A method for detecting a thrust load acting on a cutter driving shaft (3), wherein the minute displacement generated in the axial direction of the cutter driving shaft (3) directly acting on a front load (1) is determined by the cutter driving shaft (3). The actual thrust load during the excavation work process is measured by detecting and quantifying the displacement / strain conversion / amplification rod (5) installed inside the shaft (3) and replacing it with the front load (1). A method for detecting a thrust load of a shield excavator / cutter drive shaft, characterized by: 5. A cylinder bored in the axis of the cutter drive shaft (3) is defined as a gauge length (L) corresponding to a distance between the cutter (2) and the thrust bearing (4), The displacement generated on the cutter drive shaft (3) by the action of the front load is defined as a minute displacement (ΔL), the length of the sensing portion of the load sensor (6) is defined as (L ′), and the gauge length (L) is the sensing portion length. (L ′), and the amount of strain (ε) generated in the cutter drive shaft (3) is ε =
ΔL / L, the minute displacement (ΔL) generated in the cutter drive shaft (3) is:
All are transferred to the load sensor (6), and the sensing part length (L ')
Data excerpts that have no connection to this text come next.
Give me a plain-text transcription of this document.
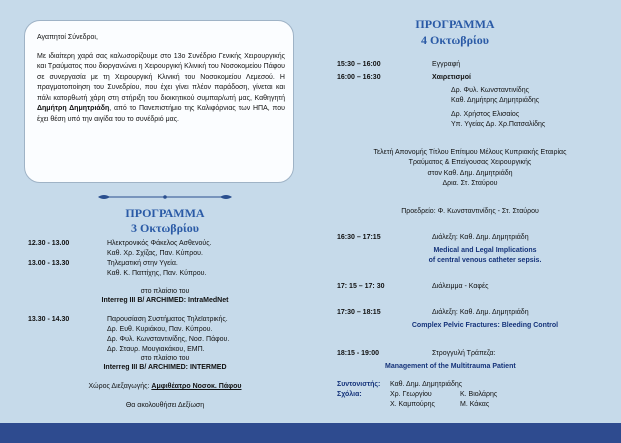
Αγαπητοί Σύνεδροι,
Με ιδιαίτερη χαρά σας καλωσορίζουμε στο 13ο Συνέδριο Γενικής Χειρουργικής και Τραύματος που διοργανώνει η Χειρουργική Κλινική του Νοσοκομείου Πάφου σε συνεργασία με τη Χειρουργική Κλινική του Νοσοκομείου Λεμεσού. Η πραγματοποίηση του Συνεδρίου, που έχει γίνει πλέον παράδοση, γίνεται και πάλι κατορθωτή χάρη στη στήριξη του διοικητικού συμπαρ/ωτή μας, Καθηγητή Δημήτρη Δημητριάδη, από το Πανεπιστήμιο της Καλιφόρνιας των ΗΠΑ, που έχει θέση υπό την αιγίδα του το συνέδριό μας.
ΠΡΟΓΡΑΜΜΑ
3 Οκτωβρίου
12.30 - 13.00	Ηλεκτρονικός Φάκελος Ασθενούς.
Καθ. Χρ. Σχίζας, Παν. Κύπρου.
13.00 - 13.30	Τηλεματική στην Υγεία.
Καθ. Κ. Παττίχης, Παν. Κύπρου.
στο πλαίσιο του
Interreg III B/ ARCHIMED: IntraMedNet
13.30 - 14.30	Παρουσίαση Συστήματος Τηλεϊατρικής.
Δρ. Ευθ. Κυριάκου, Παν. Κύπρου.
Δρ. Φυλ. Κωνσταντινίδης, Νοσ. Πάφου.
Δρ. Σταυρ. Μουγιακάκου, ΕΜΠ.
στο πλαίσιο του
Interreg III B/ ARCHIMED: INTERMED
Χώρος Διεξαγωγής: Αμφιθέατρο Νοσοκ. Πάφου
Θα ακολουθήσει Δεξίωση
ΠΡΟΓΡΑΜΜΑ
4 Οκτωβρίου
15:30 – 16:00	Εγγραφή
16:00 – 16:30	Χαιρετισμοί
Δρ. Φυλ. Κωνσταντινίδης
Καθ. Δημήτρης Δημητριάδης
Δρ. Χρήστος Ελισαίος
Υπ. Υγείας Δρ. Χρ.Πατσαλίδης
Τελετή Απονομής Τίτλου Επίτιμου Μέλους Κυπριακής Εταιρίας
Τραύματος & Επείγουσας Χειρουργικής
στον Καθ. Δημ. Δημητριάδη
Δρια. Στ. Σταύρου
Προεδρείο: Φ. Κωνσταντινίδης - Στ. Σταύρου
16:30 – 17:15	Διάλεξη: Καθ. Δημ. Δημητριάδη
Medical and Legal Implications
of central venous catheter sepsis.
17: 15 – 17: 30	Διάλειμμα - Καφές
17:30 – 18:15	Διάλεξη: Καθ. Δημ. Δημητριάδη
Complex Pelvic Fractures: Bleeding Control
18:15 - 19:00	Στρογγυλή Τράπεζα:
Management of the Multitrauma Patient
Συντονιστής: Καθ. Δημ. Δημητριάδης
Σχόλια:	Χρ. Γεωργίου	Κ. Βιολάρης
Χ. Καμπούρης	Μ. Κάκας
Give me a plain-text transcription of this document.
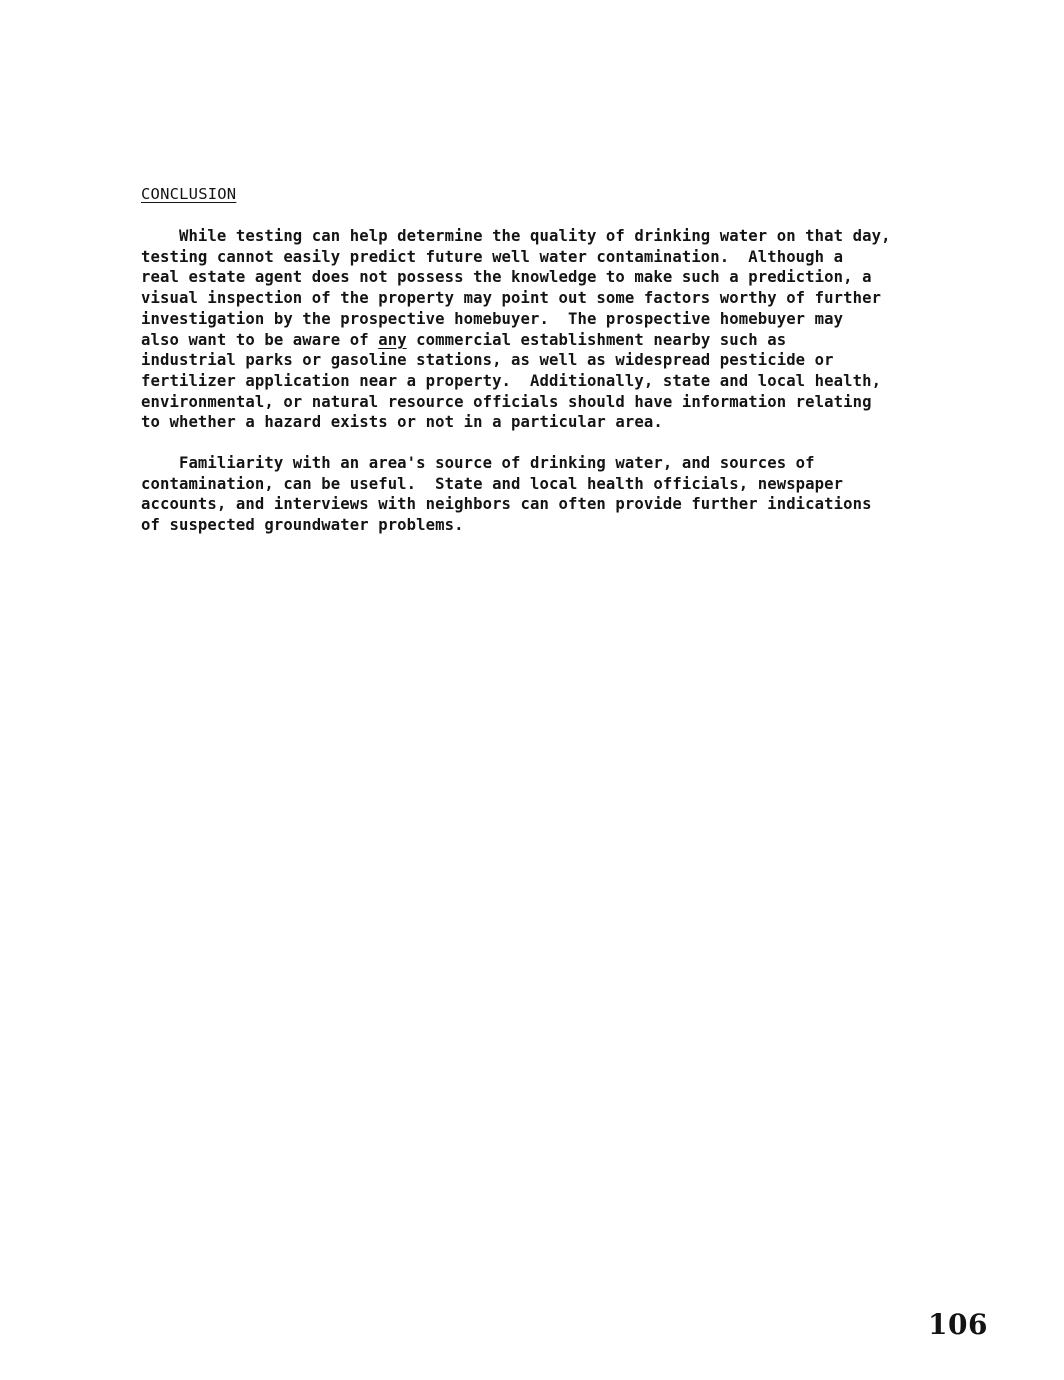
CONCLUSION
While testing can help determine the quality of drinking water on that day,
testing cannot easily predict future well water contamination.  Although a
real estate agent does not possess the knowledge to make such a prediction, a
visual inspection of the property may point out some factors worthy of further
investigation by the prospective homebuyer.  The prospective homebuyer may
also want to be aware of any commercial establishment nearby such as
industrial parks or gasoline stations, as well as widespread pesticide or
fertilizer application near a property.  Additionally, state and local health,
environmental, or natural resource officials should have information relating
to whether a hazard exists or not in a particular area.
Familiarity with an area's source of drinking water, and sources of
contamination, can be useful.  State and local health officials, newspaper
accounts, and interviews with neighbors can often provide further indications
of suspected groundwater problems.
106
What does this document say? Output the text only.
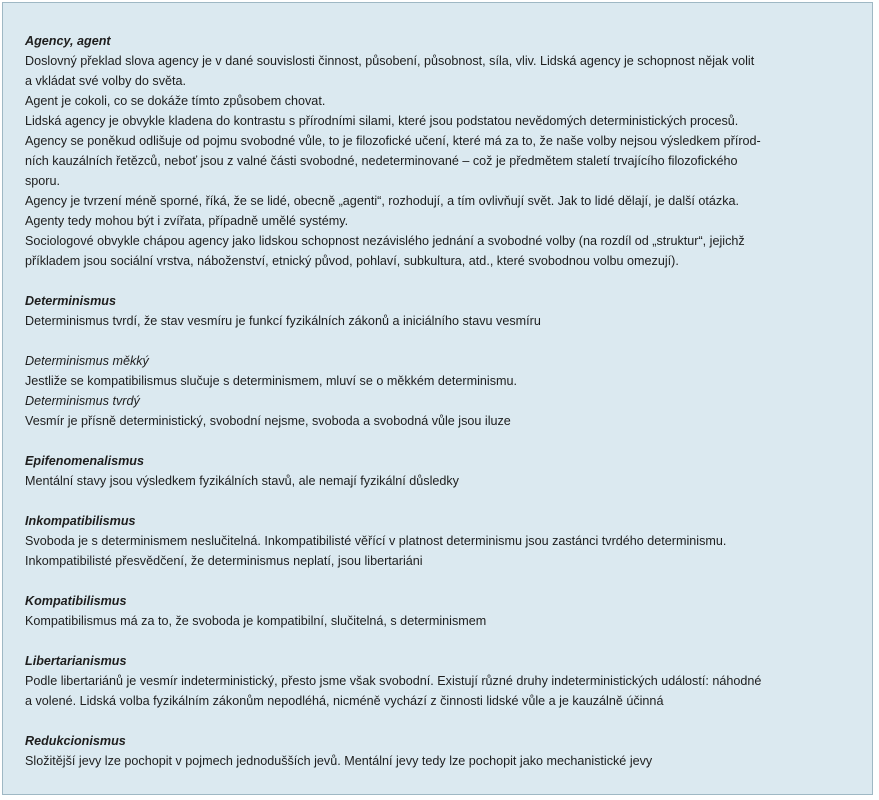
Agency, agent
Doslovný překlad slova agency je v dané souvislosti činnost, působení, působnost, síla, vliv. Lidská agency je schopnost nějak volit
a vkládat své volby do světa.
Agent je cokoli, co se dokáže tímto způsobem chovat.
Lidská agency je obvykle kladena do kontrastu s přírodními silami, které jsou podstatou nevědomých deterministických procesů.
Agency se poněkud odlišuje od pojmu svobodné vůle, to je filozofické učení, které má za to, že naše volby nejsou výsledkem přírod-
ních kauzálních řetězců, neboť jsou z valné části svobodné, nedeterminované – což je předmětem staletí trvajícího filozofického
sporu.
Agency je tvrzení méně sporné, říká, že se lidé, obecně „agenti“, rozhodují, a tím ovlivňují svět. Jak to lidé dělají, je další otázka.
Agenty tedy mohou být i zvířata, případně umělé systémy.
Sociologové obvykle chápou agency jako lidskou schopnost nezávislého jednání a svobodné volby (na rozdíl od „struktur“, jejichž
příkladem jsou sociální vrstva, náboženství, etnický původ, pohlaví, subkultura, atd., které svobodnou volbu omezují).
Determinismus
Determinismus tvrdí, že stav vesmíru je funkcí fyzikálních zákonů a iniciálního stavu vesmíru
Determinismus měkký
Jestliže se kompatibilismus slučuje s determinismem, mluví se o měkkém determinismu.
Determinismus tvrdý
Vesmír je přísně deterministický, svobodní nejsme, svoboda a svobodná vůle jsou iluze
Epifenomenalismus
Mentální stavy jsou výsledkem fyzikálních stavů, ale nemají fyzikální důsledky
Inkompatibilismus
Svoboda je s determinismem neslučitelná. Inkompatibilisté věřící v platnost determinismu jsou zastánci tvrdého determinismu.
Inkompatibilisté přesvědčení, že determinismus neplatí, jsou libertariáni
Kompatibilismus
Kompatibilismus má za to, že svoboda je kompatibilní, slučitelná, s determinismem
Libertarianismus
Podle libertariánů je vesmír indeterministický, přesto jsme však svobodní. Existují různé druhy indeterministických událostí: náhodné
a volené. Lidská volba fyzikálním zákonům nepodléhá, nicméně vychází z činnosti lidské vůle a je kauzálně účinná
Redukcionismus
Složitější jevy lze pochopit v pojmech jednodušších jevů. Mentální jevy tedy lze pochopit jako mechanistické jevy
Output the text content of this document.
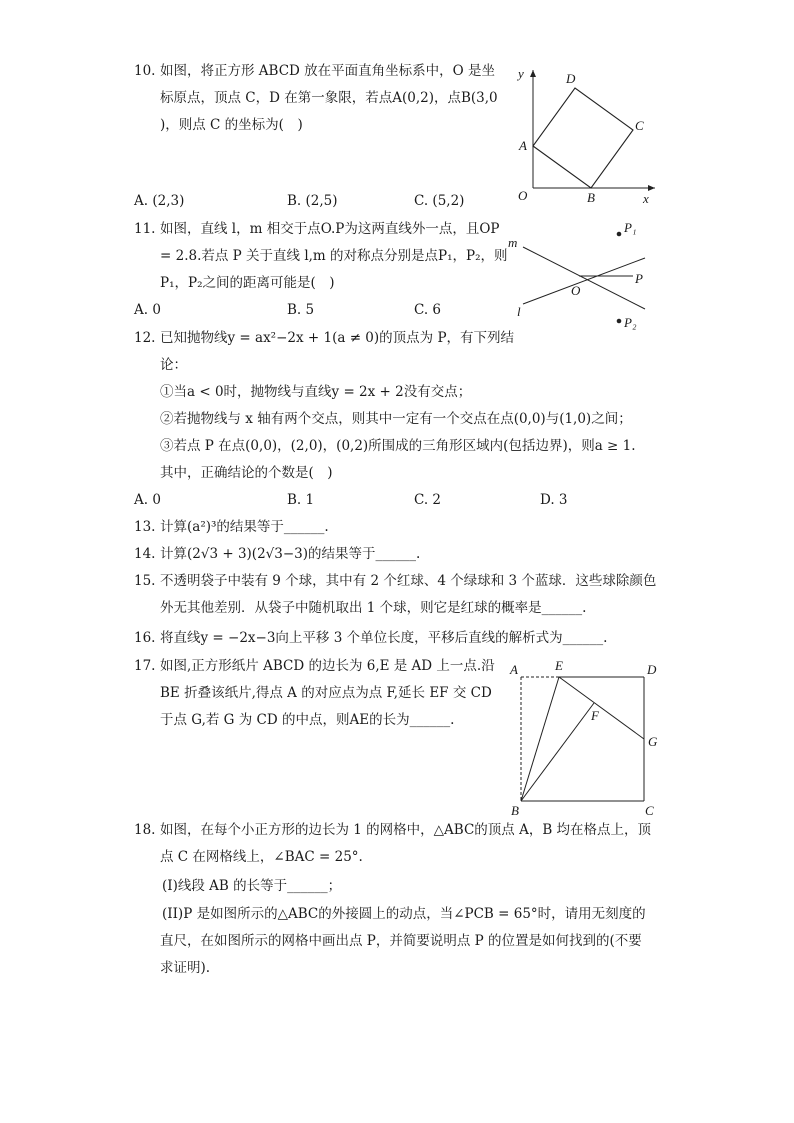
10. 如图，将正方形 ABCD 放在平面直角坐标系中，O 是坐
标原点，顶点 C，D 在第一象限，若点A(0,2)，点B(3,0
)，则点 C 的坐标为(　)
A. (2,3)	B. (2,5)	C. (5,2)
y
x
O
A
B
C
D
11. 如图，直线 l，m 相交于点O.P为这两直线外一点，且OP
= 2.8.若点 P 关于直线 l,m 的对称点分别是点P₁，P₂，则
P₁，P₂之间的距离可能是(　)
A. 0	B. 5	C. 6
m
l
O
P
P₁
P₂
12. 已知抛物线y = ax²−2x + 1(a ≠ 0)的顶点为 P，有下列结
论：
①当a < 0时，抛物线与直线y = 2x + 2没有交点；
②若抛物线与 x 轴有两个交点，则其中一定有一个交点在点(0,0)与(1,0)之间；
③若点 P 在点(0,0)，(2,0)，(0,2)所围成的三角形区域内(包括边界)，则a ≥ 1.
其中，正确结论的个数是(　)
A. 0	B. 1	C. 2	D. 3
13. 计算(a²)³的结果等于______.
14. 计算(2√3 + 3)(2√3−3)的结果等于______.
15. 不透明袋子中装有 9 个球，其中有 2 个红球、4 个绿球和 3 个蓝球．这些球除颜色
外无其他差别．从袋子中随机取出 1 个球，则它是红球的概率是______.
16. 将直线y = −2x−3向上平移 3 个单位长度，平移后直线的解析式为______.
17. 如图,正方形纸片 ABCD 的边长为 6,E 是 AD 上一点.沿
BE 折叠该纸片,得点 A 的对应点为点 F,延长 EF 交 CD
于点 G,若 G 为 CD 的中点，则AE的长为______.
A	E	D
F
G
B	C
18. 如图，在每个小正方形的边长为 1 的网格中，△ABC的顶点 A，B 均在格点上，顶
点 C 在网格线上，∠BAC = 25°.
(I)线段 AB 的长等于______；
(II)P 是如图所示的△ABC的外接圆上的动点，当∠PCB = 65°时，请用无刻度的
直尺，在如图所示的网格中画出点 P，并简要说明点 P 的位置是如何找到的(不要
求证明).
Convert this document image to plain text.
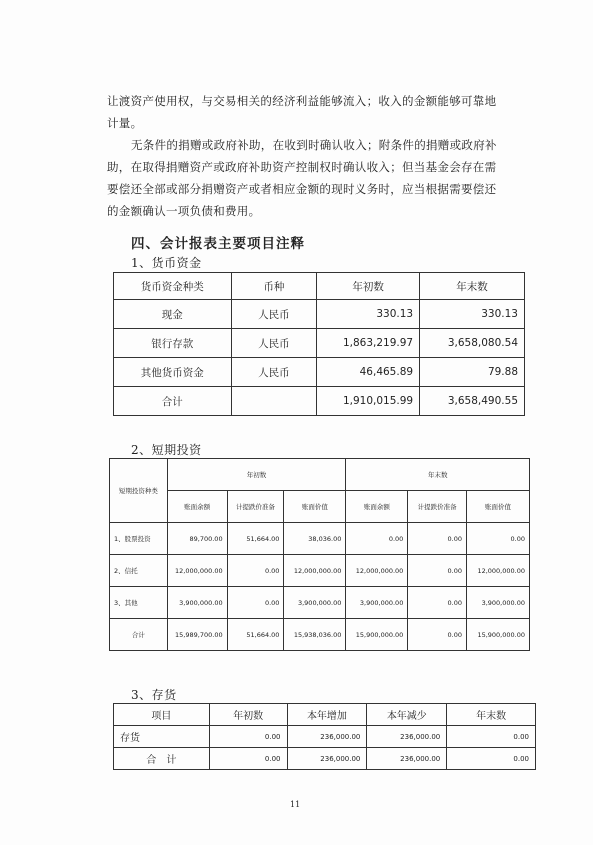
让渡资产使用权，与交易相关的经济利益能够流入；收入的金额能够可靠地计量。
无条件的捐赠或政府补助，在收到时确认收入；附条件的捐赠或政府补助，在取得捐赠资产或政府补助资产控制权时确认收入；但当基金会存在需要偿还全部或部分捐赠资产或者相应金额的现时义务时，应当根据需要偿还的金额确认一项负债和费用。
四、会计报表主要项目注释
1、货币资金
货币资金种类	币种	年初数	年末数
现金	人民币	330.13	330.13
银行存款	人民币	1,863,219.97	3,658,080.54
其他货币资金	人民币	46,465.89	79.88
合计		1,910,015.99	3,658,490.55
2、短期投资
短期投资种类	年初数			年末数		
	账面余额	计提跌价准备	账面价值	账面余额	计提跌价准备	账面价值
1、股票投资	89,700.00	51,664.00	38,036.00	0.00	0.00	0.00
2、信托	12,000,000.00	0.00	12,000,000.00	12,000,000.00	0.00	12,000,000.00
3、其他	3,900,000.00	0.00	3,900,000.00	3,900,000.00	0.00	3,900,000.00
合计	15,989,700.00	51,664.00	15,938,036.00	15,900,000.00	0.00	15,900,000.00
3、存货
项目	年初数	本年增加	本年减少	年末数
存货	0.00	236,000.00	236,000.00	0.00
合　计	0.00	236,000.00	236,000.00	0.00
11
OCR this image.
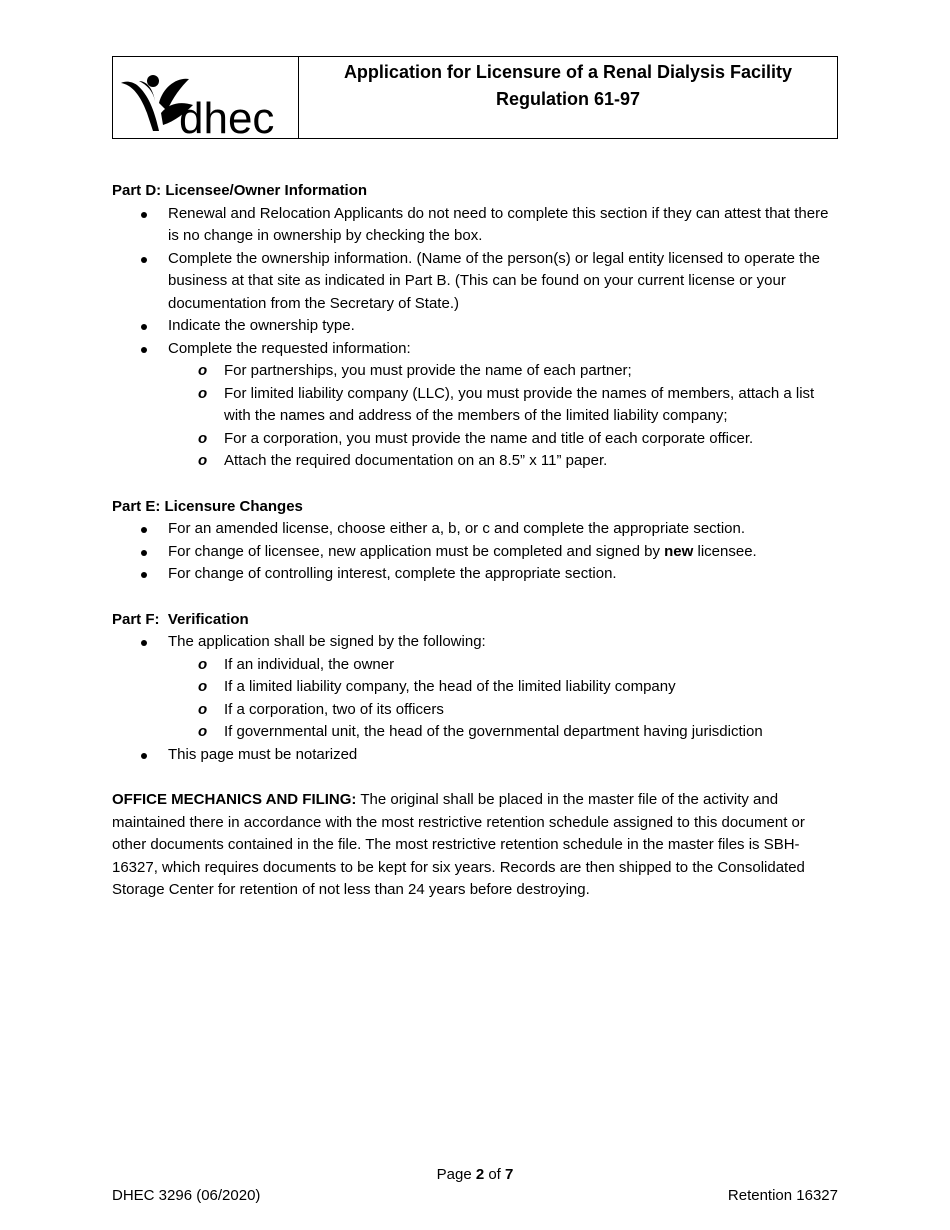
dhec
Application for Licensure of a Renal Dialysis Facility
Regulation 61-97

Part D: Licensee/Owner Information

Renewal and Relocation Applicants do not need to complete this section if they can attest that there is no change in ownership by checking the box.
Complete the ownership information. (Name of the person(s) or legal entity licensed to operate the business at that site as indicated in Part B. (This can be found on your current license or your documentation from the Secretary of State.)
Indicate the ownership type.
Complete the requested information:
o For partnerships, you must provide the name of each partner;
o For limited liability company (LLC), you must provide the names of members, attach a list with the names and address of the members of the limited liability company;
o For a corporation, you must provide the name and title of each corporate officer.
o Attach the required documentation on an 8.5” x 11” paper.

Part E: Licensure Changes

For an amended license, choose either a, b, or c and complete the appropriate section.
For change of licensee, new application must be completed and signed by new licensee.
For change of controlling interest, complete the appropriate section.

Part F:  Verification

The application shall be signed by the following:
o If an individual, the owner
o If a limited liability company, the head of the limited liability company
o If a corporation, two of its officers
o If governmental unit, the head of the governmental department having jurisdiction
This page must be notarized

OFFICE MECHANICS AND FILING: The original shall be placed in the master file of the activity and maintained there in accordance with the most restrictive retention schedule assigned to this document or other documents contained in the file. The most restrictive retention schedule in the master files is SBH-16327, which requires documents to be kept for six years. Records are then shipped to the Consolidated Storage Center for retention of not less than 24 years before destroying.

Page 2 of 7
DHEC 3296 (06/2020)	Retention 16327
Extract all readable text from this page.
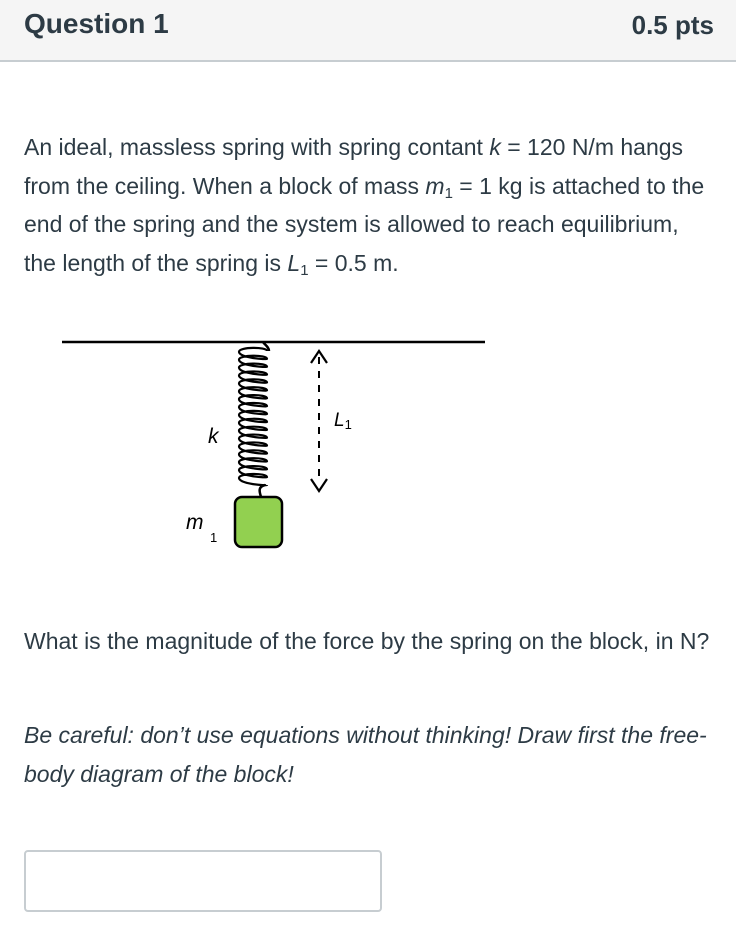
Question 1	0.5 pts
An ideal, massless spring with spring contant k = 120 N/m hangs from the ceiling. When a block of mass $m_1 = 1$ kg is attached to the end of the spring and the system is allowed to reach equilibrium, the length of the spring is $L_1 = 0.5$ m.
L1
k
m
1
What is the magnitude of the force by the spring on the block, in N?
Be careful: don’t use equations without thinking! Draw first the free-body diagram of the block!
On the other hand, if a small displacement (ΔL) is generated, the strain (ε ′) generated in the load sensor (6) is expressed as ε ′ = ΔL /
L ′, the length of the reference point distance (L) is N times the length of the sensing part (L ′) (L = NL·L ′), and the strain amplification factor (ε ′ / ε) is ε ′ = 5. The method for detecting a thrust load on a shield driving machine and a cutter driving shaft according to claim 4, wherein N.epsilon. 6. In the load sensor (6), a lead wire for extracting an electric signal converted into a strain output passes through a wiring hole (8-1) inside a stationary shaft (5-1), and the stationary wire is stationary. A load monitoring / recording device (12) which is drawn out from the shaft / fixed end (5-2) and passes through a strain amplifier (10-3)
6. The method for detecting a thrust load of a shield excavator / cutter drive shaft according to claim 5, wherein the value is inputted to the thruster and displayed as a load value.